Сердце в груди ломает мои ребра, снова давлю на газ. Сука, как же больно, реально больно. Не могу представить, что натерпелась эта девочка. Если мне, здоровому мужику, невыносимо вспоминать о своей потере. Каково же тогда ей?

— Глеб. Глеб! Глеб, не гони так!

Совсем не разбираю дороги, ничего не слышу, жму педаль в пол. Перед глазами красное марево и чистый гнев. Лишь крик Агаты вырывает из этого транса. Прямо перед колесами кто-то пробегает, давлю на тормоза, дергаю ручник, машину крутит на заснеженной трассе. Огромный внедорожник замирает на месте.

— Совсем больной! Чуть не убил нас, придирок! Идиот!

Агата кричит, бьет меня по плечу кулаками, снова хватаю ее и усаживаю на себя боком, крепко обнимаю, глажу по спине.

— Прости, прости меня. Прости.

Шепчу, сжимая в кулаке ее распущенные волосы. Прошу прощения за все сразу, за то, что не было рядом, когда было плохо, за то, что не защитил и не спас, за то, что кто-то посмел обидеть. Словно я один виноват в том дерьме, что было в ее жизни. Сердце сдавливает, до боли, стискиваю зубы, продолжая шептать.

Глава 33 Агата

Агата

— Глеб, ну ты бы хоть предупредил, хоть бы позвонил. Я бы встретила.

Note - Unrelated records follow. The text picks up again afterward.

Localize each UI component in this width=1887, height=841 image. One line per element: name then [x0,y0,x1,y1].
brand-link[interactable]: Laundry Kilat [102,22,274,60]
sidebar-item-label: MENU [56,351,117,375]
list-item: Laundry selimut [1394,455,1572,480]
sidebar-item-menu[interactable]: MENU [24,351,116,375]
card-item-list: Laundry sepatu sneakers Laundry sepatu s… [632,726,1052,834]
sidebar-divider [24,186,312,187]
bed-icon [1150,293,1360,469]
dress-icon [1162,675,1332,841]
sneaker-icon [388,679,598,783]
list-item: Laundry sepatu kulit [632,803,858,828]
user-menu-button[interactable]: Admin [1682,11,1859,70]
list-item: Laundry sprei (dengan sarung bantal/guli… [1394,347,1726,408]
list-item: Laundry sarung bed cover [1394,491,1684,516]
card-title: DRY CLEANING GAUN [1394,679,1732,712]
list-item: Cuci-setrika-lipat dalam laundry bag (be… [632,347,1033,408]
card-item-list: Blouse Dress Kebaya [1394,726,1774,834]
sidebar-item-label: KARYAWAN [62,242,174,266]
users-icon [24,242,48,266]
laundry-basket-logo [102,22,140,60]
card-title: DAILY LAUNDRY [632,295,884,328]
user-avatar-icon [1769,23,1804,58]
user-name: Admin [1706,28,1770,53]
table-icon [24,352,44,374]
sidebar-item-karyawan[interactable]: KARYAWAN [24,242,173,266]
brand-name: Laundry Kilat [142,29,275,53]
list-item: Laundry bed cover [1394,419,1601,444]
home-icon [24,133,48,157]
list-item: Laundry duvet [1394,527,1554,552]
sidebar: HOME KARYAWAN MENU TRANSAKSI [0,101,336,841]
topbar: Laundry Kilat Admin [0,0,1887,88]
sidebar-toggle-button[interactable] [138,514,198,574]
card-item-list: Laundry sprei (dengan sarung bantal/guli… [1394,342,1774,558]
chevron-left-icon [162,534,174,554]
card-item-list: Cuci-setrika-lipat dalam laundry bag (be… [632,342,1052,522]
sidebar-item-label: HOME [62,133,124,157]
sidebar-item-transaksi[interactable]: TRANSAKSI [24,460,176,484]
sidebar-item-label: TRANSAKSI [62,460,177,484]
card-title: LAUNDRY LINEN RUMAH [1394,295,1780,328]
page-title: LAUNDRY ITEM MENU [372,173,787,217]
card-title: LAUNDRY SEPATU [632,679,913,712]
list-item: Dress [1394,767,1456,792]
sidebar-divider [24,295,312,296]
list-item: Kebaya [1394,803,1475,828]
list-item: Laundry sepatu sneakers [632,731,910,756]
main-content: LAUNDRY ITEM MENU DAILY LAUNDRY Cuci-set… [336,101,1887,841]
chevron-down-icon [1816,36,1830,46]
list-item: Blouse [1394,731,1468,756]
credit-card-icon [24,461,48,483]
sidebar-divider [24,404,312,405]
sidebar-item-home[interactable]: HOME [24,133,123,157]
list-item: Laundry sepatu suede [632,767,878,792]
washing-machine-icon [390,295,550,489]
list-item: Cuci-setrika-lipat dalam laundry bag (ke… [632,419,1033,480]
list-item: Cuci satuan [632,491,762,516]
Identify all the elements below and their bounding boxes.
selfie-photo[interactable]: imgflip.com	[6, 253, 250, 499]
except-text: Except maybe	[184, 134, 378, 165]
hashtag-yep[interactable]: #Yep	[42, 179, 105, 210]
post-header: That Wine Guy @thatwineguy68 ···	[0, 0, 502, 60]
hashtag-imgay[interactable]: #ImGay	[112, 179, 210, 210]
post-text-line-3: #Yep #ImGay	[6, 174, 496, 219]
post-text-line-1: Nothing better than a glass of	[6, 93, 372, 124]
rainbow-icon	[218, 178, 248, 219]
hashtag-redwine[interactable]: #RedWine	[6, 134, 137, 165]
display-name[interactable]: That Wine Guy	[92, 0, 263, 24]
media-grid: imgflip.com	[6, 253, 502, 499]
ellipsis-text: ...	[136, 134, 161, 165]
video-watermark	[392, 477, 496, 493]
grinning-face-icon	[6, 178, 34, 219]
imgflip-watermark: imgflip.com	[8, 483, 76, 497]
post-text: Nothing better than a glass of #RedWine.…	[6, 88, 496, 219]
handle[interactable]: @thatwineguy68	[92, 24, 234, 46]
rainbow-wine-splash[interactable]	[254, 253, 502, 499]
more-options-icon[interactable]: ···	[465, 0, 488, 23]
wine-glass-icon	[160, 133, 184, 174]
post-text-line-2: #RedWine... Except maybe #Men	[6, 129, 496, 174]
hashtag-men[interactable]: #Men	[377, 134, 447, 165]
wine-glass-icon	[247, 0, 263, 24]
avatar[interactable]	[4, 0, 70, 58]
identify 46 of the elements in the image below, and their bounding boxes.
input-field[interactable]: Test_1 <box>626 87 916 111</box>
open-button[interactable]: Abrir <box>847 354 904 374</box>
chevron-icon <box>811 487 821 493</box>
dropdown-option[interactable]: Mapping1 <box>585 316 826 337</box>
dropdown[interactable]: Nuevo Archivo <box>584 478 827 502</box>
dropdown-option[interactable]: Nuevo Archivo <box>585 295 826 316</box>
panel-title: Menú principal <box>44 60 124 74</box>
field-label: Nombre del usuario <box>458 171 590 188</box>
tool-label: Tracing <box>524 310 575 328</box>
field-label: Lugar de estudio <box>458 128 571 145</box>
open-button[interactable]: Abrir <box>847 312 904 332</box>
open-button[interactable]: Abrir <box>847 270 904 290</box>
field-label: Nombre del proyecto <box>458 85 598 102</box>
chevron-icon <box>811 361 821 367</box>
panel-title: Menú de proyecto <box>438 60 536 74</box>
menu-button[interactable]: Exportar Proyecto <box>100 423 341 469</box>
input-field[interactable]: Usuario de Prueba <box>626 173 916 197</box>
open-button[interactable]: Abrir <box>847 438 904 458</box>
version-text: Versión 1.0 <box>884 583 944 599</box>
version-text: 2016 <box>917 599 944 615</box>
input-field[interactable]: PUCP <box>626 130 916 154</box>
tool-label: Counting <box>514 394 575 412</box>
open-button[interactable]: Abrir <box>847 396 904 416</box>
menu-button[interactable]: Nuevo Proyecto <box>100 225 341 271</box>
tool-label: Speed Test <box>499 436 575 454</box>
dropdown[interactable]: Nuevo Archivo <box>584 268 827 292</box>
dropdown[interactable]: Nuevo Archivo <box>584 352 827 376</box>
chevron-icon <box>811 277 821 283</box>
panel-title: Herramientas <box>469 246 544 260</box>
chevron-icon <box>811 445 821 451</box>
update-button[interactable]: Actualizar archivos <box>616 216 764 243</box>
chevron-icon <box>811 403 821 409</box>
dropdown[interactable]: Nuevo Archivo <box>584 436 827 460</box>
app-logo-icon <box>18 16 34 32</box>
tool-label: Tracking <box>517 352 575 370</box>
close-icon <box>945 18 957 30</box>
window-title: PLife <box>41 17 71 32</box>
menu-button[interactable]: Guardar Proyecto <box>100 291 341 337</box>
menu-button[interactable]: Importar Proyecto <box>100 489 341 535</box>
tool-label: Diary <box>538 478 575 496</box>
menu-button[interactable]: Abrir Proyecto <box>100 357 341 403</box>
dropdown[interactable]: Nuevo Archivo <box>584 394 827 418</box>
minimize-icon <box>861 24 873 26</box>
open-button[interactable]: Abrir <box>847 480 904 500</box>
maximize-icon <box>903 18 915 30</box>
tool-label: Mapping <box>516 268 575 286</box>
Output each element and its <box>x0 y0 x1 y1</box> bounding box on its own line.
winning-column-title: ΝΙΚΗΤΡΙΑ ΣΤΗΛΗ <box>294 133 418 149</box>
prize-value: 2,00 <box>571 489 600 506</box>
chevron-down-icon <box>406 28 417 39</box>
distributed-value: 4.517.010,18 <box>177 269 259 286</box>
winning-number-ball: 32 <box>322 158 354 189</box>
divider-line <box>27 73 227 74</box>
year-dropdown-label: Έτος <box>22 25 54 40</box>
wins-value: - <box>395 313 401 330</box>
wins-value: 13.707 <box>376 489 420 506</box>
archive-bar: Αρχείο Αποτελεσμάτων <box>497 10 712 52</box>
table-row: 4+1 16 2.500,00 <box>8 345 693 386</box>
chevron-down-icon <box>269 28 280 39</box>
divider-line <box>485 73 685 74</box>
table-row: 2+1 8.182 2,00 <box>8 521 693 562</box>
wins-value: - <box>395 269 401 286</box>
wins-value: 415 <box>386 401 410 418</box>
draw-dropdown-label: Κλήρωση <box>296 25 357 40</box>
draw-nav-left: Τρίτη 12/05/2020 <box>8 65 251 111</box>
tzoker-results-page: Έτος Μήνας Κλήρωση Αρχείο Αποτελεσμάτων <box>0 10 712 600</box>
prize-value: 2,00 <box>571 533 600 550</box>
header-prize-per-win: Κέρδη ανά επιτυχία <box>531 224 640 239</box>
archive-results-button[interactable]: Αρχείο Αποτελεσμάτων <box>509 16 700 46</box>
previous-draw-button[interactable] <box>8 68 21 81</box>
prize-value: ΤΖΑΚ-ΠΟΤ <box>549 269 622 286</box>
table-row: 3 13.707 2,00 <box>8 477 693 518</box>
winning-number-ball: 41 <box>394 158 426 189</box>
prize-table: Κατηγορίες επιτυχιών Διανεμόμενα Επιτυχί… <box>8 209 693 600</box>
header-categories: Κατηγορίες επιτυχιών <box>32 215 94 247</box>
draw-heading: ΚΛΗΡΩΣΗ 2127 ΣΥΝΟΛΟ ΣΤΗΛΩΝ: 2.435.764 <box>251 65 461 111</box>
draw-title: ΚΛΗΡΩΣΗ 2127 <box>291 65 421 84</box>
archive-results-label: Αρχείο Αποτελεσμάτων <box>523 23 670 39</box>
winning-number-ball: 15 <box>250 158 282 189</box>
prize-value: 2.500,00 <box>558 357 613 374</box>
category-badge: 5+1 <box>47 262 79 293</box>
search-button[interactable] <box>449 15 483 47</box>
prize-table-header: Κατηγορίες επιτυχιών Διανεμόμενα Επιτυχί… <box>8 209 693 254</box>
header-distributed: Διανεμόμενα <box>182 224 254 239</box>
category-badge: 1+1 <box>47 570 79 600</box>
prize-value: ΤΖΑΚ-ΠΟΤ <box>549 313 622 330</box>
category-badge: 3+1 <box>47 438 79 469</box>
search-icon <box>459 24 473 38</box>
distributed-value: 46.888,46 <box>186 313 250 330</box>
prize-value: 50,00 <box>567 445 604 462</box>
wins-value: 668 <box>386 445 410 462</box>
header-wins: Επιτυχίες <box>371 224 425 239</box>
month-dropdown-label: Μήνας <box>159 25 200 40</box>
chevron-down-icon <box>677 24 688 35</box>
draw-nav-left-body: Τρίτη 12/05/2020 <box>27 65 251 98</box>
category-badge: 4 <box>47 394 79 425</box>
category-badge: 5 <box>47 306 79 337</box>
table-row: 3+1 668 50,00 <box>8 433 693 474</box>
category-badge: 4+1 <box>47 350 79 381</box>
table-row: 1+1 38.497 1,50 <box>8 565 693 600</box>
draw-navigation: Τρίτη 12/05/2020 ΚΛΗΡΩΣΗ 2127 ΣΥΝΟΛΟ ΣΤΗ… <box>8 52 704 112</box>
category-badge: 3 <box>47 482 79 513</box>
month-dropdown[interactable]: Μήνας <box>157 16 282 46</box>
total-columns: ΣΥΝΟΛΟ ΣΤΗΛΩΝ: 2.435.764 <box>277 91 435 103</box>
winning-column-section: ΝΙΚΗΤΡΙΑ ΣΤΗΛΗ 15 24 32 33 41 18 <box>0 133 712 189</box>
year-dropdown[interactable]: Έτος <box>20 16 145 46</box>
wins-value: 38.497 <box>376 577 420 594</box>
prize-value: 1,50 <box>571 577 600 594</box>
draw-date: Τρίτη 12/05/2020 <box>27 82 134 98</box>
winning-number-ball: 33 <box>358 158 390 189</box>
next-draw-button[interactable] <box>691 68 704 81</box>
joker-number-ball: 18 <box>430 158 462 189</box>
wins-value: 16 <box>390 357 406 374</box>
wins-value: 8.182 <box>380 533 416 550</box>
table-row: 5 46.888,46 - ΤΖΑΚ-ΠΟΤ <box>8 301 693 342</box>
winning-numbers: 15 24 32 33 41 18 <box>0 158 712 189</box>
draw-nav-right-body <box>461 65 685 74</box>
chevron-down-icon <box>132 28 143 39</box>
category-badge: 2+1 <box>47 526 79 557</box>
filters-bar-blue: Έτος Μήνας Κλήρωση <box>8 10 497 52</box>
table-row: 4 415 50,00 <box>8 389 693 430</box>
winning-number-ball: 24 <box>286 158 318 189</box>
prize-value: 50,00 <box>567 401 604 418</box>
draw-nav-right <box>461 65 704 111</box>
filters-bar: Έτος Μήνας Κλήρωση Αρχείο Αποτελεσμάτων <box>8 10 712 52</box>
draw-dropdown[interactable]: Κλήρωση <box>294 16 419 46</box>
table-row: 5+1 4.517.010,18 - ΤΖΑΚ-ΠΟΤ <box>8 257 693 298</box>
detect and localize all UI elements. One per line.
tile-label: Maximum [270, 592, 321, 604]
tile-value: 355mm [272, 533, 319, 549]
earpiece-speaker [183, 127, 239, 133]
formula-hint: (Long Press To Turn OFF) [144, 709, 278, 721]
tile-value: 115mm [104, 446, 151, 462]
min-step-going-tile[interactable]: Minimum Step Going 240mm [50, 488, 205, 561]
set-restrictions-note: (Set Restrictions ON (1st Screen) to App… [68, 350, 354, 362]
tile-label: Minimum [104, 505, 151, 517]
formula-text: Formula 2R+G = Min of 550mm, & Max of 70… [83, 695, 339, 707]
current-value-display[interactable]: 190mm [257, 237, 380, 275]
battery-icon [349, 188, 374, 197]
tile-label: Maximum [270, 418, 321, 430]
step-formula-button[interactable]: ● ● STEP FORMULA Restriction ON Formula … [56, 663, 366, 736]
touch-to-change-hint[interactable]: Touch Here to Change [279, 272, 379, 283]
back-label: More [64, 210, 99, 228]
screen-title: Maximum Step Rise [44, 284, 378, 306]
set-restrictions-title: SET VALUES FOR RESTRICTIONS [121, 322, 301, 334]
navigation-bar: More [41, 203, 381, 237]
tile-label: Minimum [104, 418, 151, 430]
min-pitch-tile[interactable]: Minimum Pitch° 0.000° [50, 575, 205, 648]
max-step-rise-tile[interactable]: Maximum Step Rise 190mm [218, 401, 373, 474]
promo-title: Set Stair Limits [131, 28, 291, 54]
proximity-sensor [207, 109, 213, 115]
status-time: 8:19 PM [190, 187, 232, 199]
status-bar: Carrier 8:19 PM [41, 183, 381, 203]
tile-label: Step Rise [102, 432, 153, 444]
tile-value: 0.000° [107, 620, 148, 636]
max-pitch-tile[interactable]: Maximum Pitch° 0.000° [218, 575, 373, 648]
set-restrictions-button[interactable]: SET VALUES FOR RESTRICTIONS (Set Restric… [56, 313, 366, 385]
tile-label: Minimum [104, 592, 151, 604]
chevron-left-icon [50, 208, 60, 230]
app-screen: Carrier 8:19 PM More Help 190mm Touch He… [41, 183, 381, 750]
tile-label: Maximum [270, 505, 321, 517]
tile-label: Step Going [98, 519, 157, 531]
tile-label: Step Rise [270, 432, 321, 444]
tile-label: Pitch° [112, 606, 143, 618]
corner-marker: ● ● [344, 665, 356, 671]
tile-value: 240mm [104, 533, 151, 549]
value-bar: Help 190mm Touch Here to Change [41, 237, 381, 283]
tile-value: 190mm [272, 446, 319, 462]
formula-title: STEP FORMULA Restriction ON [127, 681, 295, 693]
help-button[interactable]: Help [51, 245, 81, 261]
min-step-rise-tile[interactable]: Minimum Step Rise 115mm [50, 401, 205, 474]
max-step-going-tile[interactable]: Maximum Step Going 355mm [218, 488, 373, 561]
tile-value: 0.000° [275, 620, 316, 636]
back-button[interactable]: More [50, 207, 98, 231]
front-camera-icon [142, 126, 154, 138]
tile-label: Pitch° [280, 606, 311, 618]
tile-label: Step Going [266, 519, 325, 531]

— Да вот так вышло спонтанно, извини. Не суетись, нам много не надо.

— Да как же это не надо? Сейчас на стол соберу и баньку истопим. Проходите, не стойте на пороге.

Немолодая женщина в накинутом на плечи цветастом платке суетилась рядом, приглашая нас с Глебом в дом. После того случая на трассе, хорошо что она была пустая, я реально думала, убью Глеба, но он так отчаянно прижимал меня к себе, гладил по волосам, что мое сердце сжималось от боли. Нельзя мужикам говорить такое, когда они за рулем, нельзя. Ехали еще полчаса, молча, свернули на темную дорогу без единого фонаря.

Какая-то деревня, лай собак, хорошо, что выпал снег — было светлее. Первый раз я была рада ему. Высокие ворота, за ними добротный двухэтажный дом. Высокое крыльцо, женщина в платке.

— Алевтина, познакомься, это Агата.

— Твоя девушка?

Я кажется застыла, с открытым ртом от удивления прямо на крыльце, прижимая к себе рюкзак и пальто Глеба. Женщина смотрела с улыбкой и некой надеждой в глазах.

— Да, моя девушка.

— Какая красивая девочка и имя красивое.

— Спасибо, — все, что я могла из себя выдавить, Глеб подтолкнул в спину, заставляя пройти в дом.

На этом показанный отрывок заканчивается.